The libel claim brought by His Holiness Sant Baba Jeet Singh ji Maharaj against the Sikh Times and one of its journalists, Hardeep Singh appears to have been abandoned by the claimant.  The action concerns an article published on 23 August 2007.  On 17 May 2010 Mr Justice Eady stayed the action on the ground that it would involve an illegitimate inquiry into issues of religious doctrine (HH Sant Baba Jeet Singh Ji Maharaj v Eastern Media Group & Anor [2010] EWHC 1294 (QB)).  The UK Human Rights Blog had a comment about this decision at the time and Jack of Kent had a blogpost dealing with the case (and setting out the article complained of).

However, on 22 October 2010, His Holiness was granted permission to appeal by Lady Justice Smith (see the news story here) – not because it was argued that the courts could inquire into religious doctrine but on the limited basis that there are arguable claims that parts of the article that do not tread on the forbidden area of doctrinal dispute.  The appeal was listed for 28 February or 1 March 2011 before the Master of the Rolls, Sedley and Hooper LJJ.  An application was then made for security for the costs of the appeal.

This application was due to be heard on 1 February 2011 by Sedley and Pitchford LJJ.  However, on 31 January 2011, the solicitors acting for His Holiness wrote to the Court stating that they were “without instructions” in relation to both the application and the appeal and stating that they were in the process of making an application to come off the record.

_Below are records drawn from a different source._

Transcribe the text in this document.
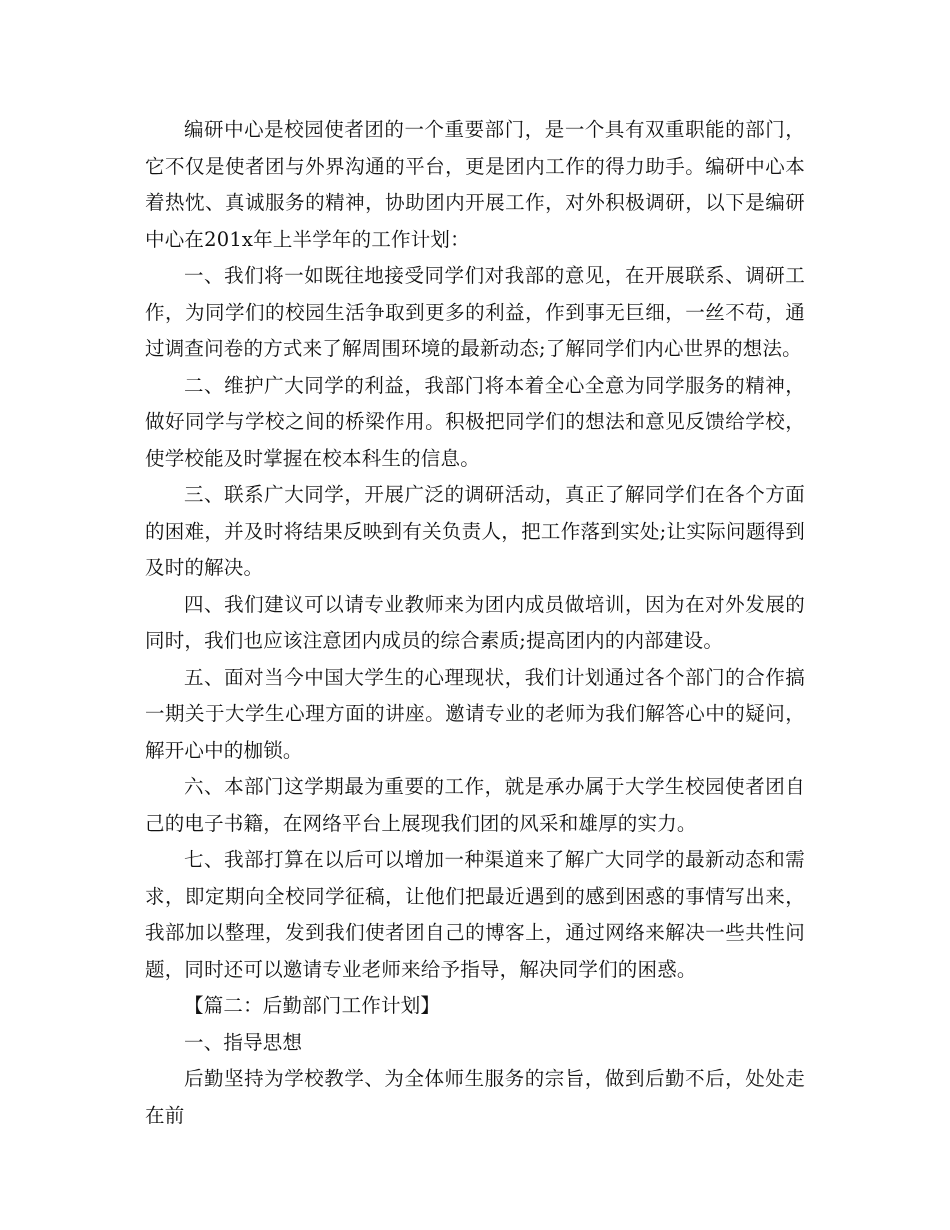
编研中心是校园使者团的一个重要部门，是一个具有双重职能的部门，它不仅是使者团与外界沟通的平台，更是团内工作的得力助手。编研中心本着热忱、真诚服务的精神，协助团内开展工作，对外积极调研，以下是编研中心在201x年上半学年的工作计划：

一、我们将一如既往地接受同学们对我部的意见，在开展联系、调研工作，为同学们的校园生活争取到更多的利益，作到事无巨细，一丝不苟，通过调查问卷的方式来了解周围环境的最新动态;了解同学们内心世界的想法。

二、维护广大同学的利益，我部门将本着全心全意为同学服务的精神，做好同学与学校之间的桥梁作用。积极把同学们的想法和意见反馈给学校，使学校能及时掌握在校本科生的信息。

三、联系广大同学，开展广泛的调研活动，真正了解同学们在各个方面的困难，并及时将结果反映到有关负责人，把工作落到实处;让实际问题得到及时的解决。

四、我们建议可以请专业教师来为团内成员做培训，因为在对外发展的同时，我们也应该注意团内成员的综合素质;提高团内的内部建设。

五、面对当今中国大学生的心理现状，我们计划通过各个部门的合作搞一期关于大学生心理方面的讲座。邀请专业的老师为我们解答心中的疑问，解开心中的枷锁。

六、本部门这学期最为重要的工作，就是承办属于大学生校园使者团自己的电子书籍，在网络平台上展现我们团的风采和雄厚的实力。

七、我部打算在以后可以增加一种渠道来了解广大同学的最新动态和需求，即定期向全校同学征稿，让他们把最近遇到的感到困惑的事情写出来，我部加以整理，发到我们使者团自己的博客上，通过网络来解决一些共性问题，同时还可以邀请专业老师来给予指导，解决同学们的困惑。

【篇二：后勤部门工作计划】

一、指导思想

后勤坚持为学校教学、为全体师生服务的宗旨，做到后勤不后，处处走在前
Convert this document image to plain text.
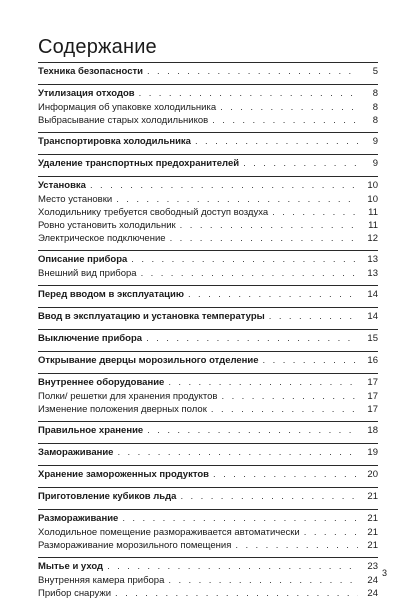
Содержание
Техника безопасности . . .	5
Утилизация отходов . . .	8
Информация об упаковке холодильника . . .	8
Выбрасывание старых холодильников . . .	8
Транспортировка холодильника . . .	9
Удаление транспортных предохранителей . . .	9
Установка . . .	10
Место установки . . .	10
Холодильнику требуется свободный доступ воздуха . . .	11
Ровно установить холодильник . . .	11
Электрическое подключение . . .	12
Описание прибора . . .	13
Внешний вид прибора . . .	13
Перед вводом в эксплуатацию . . .	14
Ввод в эксплуатацию и установка температуры . . .	14
Выключение прибора . . .	15
Открывание дверцы морозильного отделение . . .	16
Внутреннее оборудование . . .	17
Полки/ решетки для хранения продуктов . . .	17
Изменение положения дверных полок . . .	17
Правильное хранение . . .	18
Замораживание . . .	19
Хранение замороженных продуктов . . .	20
Приготовление кубиков льда . . .	21
Размораживание . . .	21
Холодильное помещение размораживается автоматически . . .	21
Размораживание морозильного помещения . . .	21
Мытье и уход . . .	23
Внутренняя камера прибора . . .	24
Прибор снаружи . . .	24
3
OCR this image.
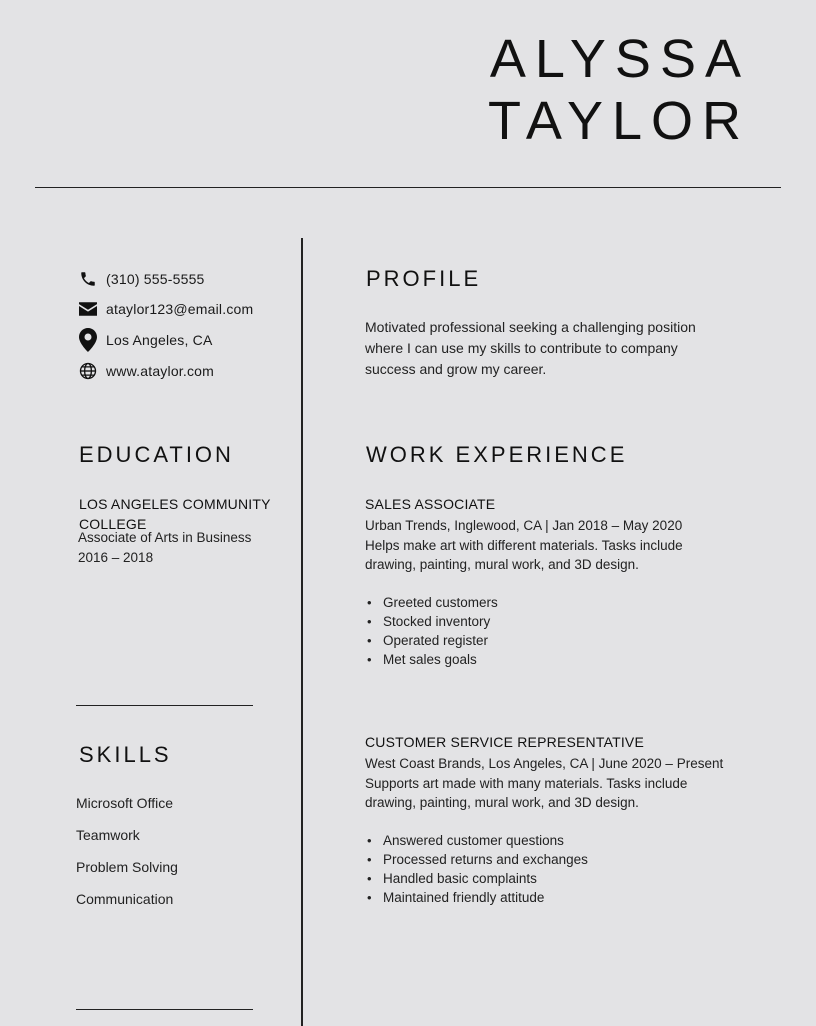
ALYSSA
TAYLOR
(310) 555-5555
ataylor123@email.com
Los Angeles, CA
www.ataylor.com
EDUCATION
LOS ANGELES COMMUNITY
COLLEGE
Associate of Arts in Business
2016 – 2018
SKILLS
Microsoft Office
Teamwork
Problem Solving
Communication
PROFILE
Motivated professional seeking a challenging position
where I can use my skills to contribute to company
success and grow my career.
WORK EXPERIENCE
SALES ASSOCIATE
Urban Trends, Inglewood, CA | Jan 2018 – May 2020
Helps make art with different materials. Tasks include
drawing, painting, mural work, and 3D design.
• Greeted customers
• Stocked inventory
• Operated register
• Met sales goals
CUSTOMER SERVICE REPRESENTATIVE
West Coast Brands, Los Angeles, CA | June 2020 – Present
Supports art made with many materials. Tasks include
drawing, painting, mural work, and 3D design.
• Answered customer questions
• Processed returns and exchanges
• Handled basic complaints
• Maintained friendly attitude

It appears that the appeal has been abandoned and that, as a result, the order for a stay remains.  The action has been controversial because His Holiness is a wealthy Indian national who has never visited the United Kingdom.  As a result, it was argued that he was a “libel tourist” (by, for example, the demonstrators pictured at the beginning of this post).  Although Hardeep Singh was ultimately represented by Carter-Ruck on a defendant’s CFA, the action was obviously a source of great stress and anxiety for him as he explained in an interview on the “Index on Censorship” website.

The concerns of Hardeep Singh about facing this libel action – without the backing of the “Sikh Times” which settled at an early stage – are entirely understandable.   There is an obvious need for swift and early disposal of unmeritorious libel actions – and one which deal with issues of religious doctrine.  Another action giving rise to such issues – also involving disputes concerning His Holiness Sant Baba Jeet Singh ji Maharaj – was recently stayed by the High Court (see Shergill v Purewal [2010] EWHC 3610 (QB) – and our Case Comment).

But the characterisation of His Holiness as a “libel tourist” is not straighforward.  Although he lives abroad, the defendant newspaper and journalist were both based in the United Kingdom.   As we understand the position, the circulation of the “Sikh Times” is substantially in the United Kingdom and this seems to be the natural forum for any libel action.   A claim in India (or elsewhere) based on the circulation of a small number of copies (or publication on the internet) might be open to the accusation of “libel tourism” – an action in England is not.   If an individual has an English reputation then it is difficult to see why he or she should not be allowed to vindicate it in the English courts.   What was objectionable in this case was not the use of the English courts by a foreign claimant, but the attempt to litigate religious issues in the libel courts.

[Updated] There has not yet been a formal abandonment of the appeal.  It has been reported that the Court of Appeal today ordered his Holiness to pay the sum of £250,000 into court as security for costs of the appeal within 14 days or his case will be struck out.  There is a news item about the application on the 5RB Website.